Preview: Bank of Canada Set to Cut Policy Rate by 25 Basis Points amid Signs of Easing Inflation, Slowing Economic Activity

By Max Sato

(MaceNews) – The Bank of Canada is widely expected on Wednesday to lower its policy interest rate — the target for overnight lending rates — by 25 basis points to 4.75% to help reduce high mortgage rates and other borrowing costs in light of easing inflation and slower economic growth, but some economists expect the bank to be more cautious and wait until July.   

In its previous policy announcement on April 10, the bank maintained the key rate at 5% for the sixth straight meeting, with bank officials saying they needed to see clearer evidence that inflation was on its way down to their 2% target before lowering the rate from the restrictive level.

Since then, consumer inflation first rose to 2.9% in March from 2.8% in February and then declined to a three-year low of 2.7% in April (vs. 2.2% in March 2021), making steady progress from last summer’s peak of 4% and the recent high of 8.1% hit in June 2022.  

Two of the BoC’s core inflation measures have also shown improvement. The year-on-year increase in the CPI trim has eased to 2.9% in April after staying at 3.2% in March while the annual rate of the CPI median slowed further to 2.6% in April from 2.9% in March and 3.1% in February. Those measures strip out whatever is volatile at the time.

The latest GDP data released Friday showed the economy cooled off in March, being flat on the month, after making a robust start to the year with a 0.5% jump in January. In the first quarter, the real gross domestic product grew 0.4% on quarter, or an annualized 1.7%, below the consensus forecast of a 2.3% rise and the BoC’s April projection of 2.8%. The annualized growth rate in the previous quarter was revised down to a slight 0.1% from 1.0%.

The January-March quarter growth was led by higher household spending on services (telecommunications, rent and air transport) while a slower inventory buildup moderated overall growth, which indicates that the details are not so weak as the headline numbers suggest. Yet Douglas Porter, chief economist at BMO Financial Group, pointed to the bigger picture that “Canada’s economy has expanded by a meagre 0.5% in the past year.”

“While the downside surprise in Q1 was driven by a big cut in business inventories, the reality is that underlying growth remains well short of potential, and slack is building for the overall economy,” Porter wrote in a report after the GDP release. “For the Bank of Canada, we believe the main message is that the output gap is widening, as reinforced by a less-tight job market, modestly increasing the chances of a rate cut next week (June 5).”

“There are respectable arguments on both sides of the decision, but we believe the balance of evidence points to a cut–we’ve been calling for a June cut since late last year, and will stand by that call,” he said.

TD Economics noted that while inflation dynamics have justified rate cuts, the BoC has not signaled any intention to make a move.

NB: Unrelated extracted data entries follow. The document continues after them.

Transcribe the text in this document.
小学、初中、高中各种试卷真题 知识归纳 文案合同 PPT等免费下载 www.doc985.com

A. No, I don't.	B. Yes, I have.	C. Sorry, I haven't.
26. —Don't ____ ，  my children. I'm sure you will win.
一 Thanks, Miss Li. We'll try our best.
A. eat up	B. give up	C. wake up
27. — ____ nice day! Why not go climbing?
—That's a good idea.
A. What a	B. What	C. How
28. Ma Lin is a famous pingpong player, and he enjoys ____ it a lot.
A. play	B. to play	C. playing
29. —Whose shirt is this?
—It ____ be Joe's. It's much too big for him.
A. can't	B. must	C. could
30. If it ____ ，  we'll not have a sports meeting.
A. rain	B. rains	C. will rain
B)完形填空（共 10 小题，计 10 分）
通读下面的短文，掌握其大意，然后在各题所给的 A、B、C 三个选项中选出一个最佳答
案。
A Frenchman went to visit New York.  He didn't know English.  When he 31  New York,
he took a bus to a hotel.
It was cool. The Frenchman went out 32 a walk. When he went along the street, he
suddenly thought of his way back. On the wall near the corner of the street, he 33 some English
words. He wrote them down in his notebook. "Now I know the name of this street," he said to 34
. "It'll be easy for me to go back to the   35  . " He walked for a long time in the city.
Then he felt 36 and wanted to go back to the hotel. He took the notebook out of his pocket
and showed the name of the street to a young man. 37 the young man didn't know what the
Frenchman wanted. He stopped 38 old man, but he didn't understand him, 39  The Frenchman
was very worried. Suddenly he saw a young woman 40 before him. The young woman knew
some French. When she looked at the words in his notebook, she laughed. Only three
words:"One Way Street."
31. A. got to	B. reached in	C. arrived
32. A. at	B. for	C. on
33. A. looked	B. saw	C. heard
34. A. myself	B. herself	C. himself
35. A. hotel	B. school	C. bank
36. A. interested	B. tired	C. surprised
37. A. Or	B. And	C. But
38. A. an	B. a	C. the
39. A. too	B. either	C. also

TD’s senior economist James Orlando wrote that the bank has communicated its intentions to make changes to monetary policy ahead of an actual move (a 25-basis point hike in June 2023 was a surprise for many forecasters, though).

“If it wants to keep up this effort of transparency and forward guidance, we expect the BoC will hold rates steady next week (June 5) and use the meeting to tee-up a rate cut in July.” But he also warned that the bank “could go either way with this one.”     

During his news conference on April 10, Governor Tiff Macklem indicated that he and his colleagues on Governing Council had not lowered their guard on inflation.

“We don’t want to leave monetary policy this restrictive longer than we need to. But if we lower our policy interest rate too early or cut too fast, we could jeopardize the progress we’ve made bringing inflation down,” he said.

Asked if it is possible for the bank to start cutting rates in June, Macklem replied, “Yes, it’s within the realm of possibilities. I think we’ve been clear. We are encouraged by what we’ve seen since January.”

“If we look at our indicators, they are not all progressing at the same speed but they’ve all been moving in the right direction,” he said, but added, “We need to see that progress continue.”

Canada’s volatile employment data showed job creation jumped 90,400 in April after dipping 2,200 in March. The median forecast for Friday’s May report is a 15,000 increase. The unemployment rate was unchanged at 6.1% in April after rising to the level in March from 5.8% in February. An encouraging sign for BoC policymakers is that the year-on-year increase in average hourly wages eased to 4.7% in April from 5.1% in March, the second slowest reading of the past year.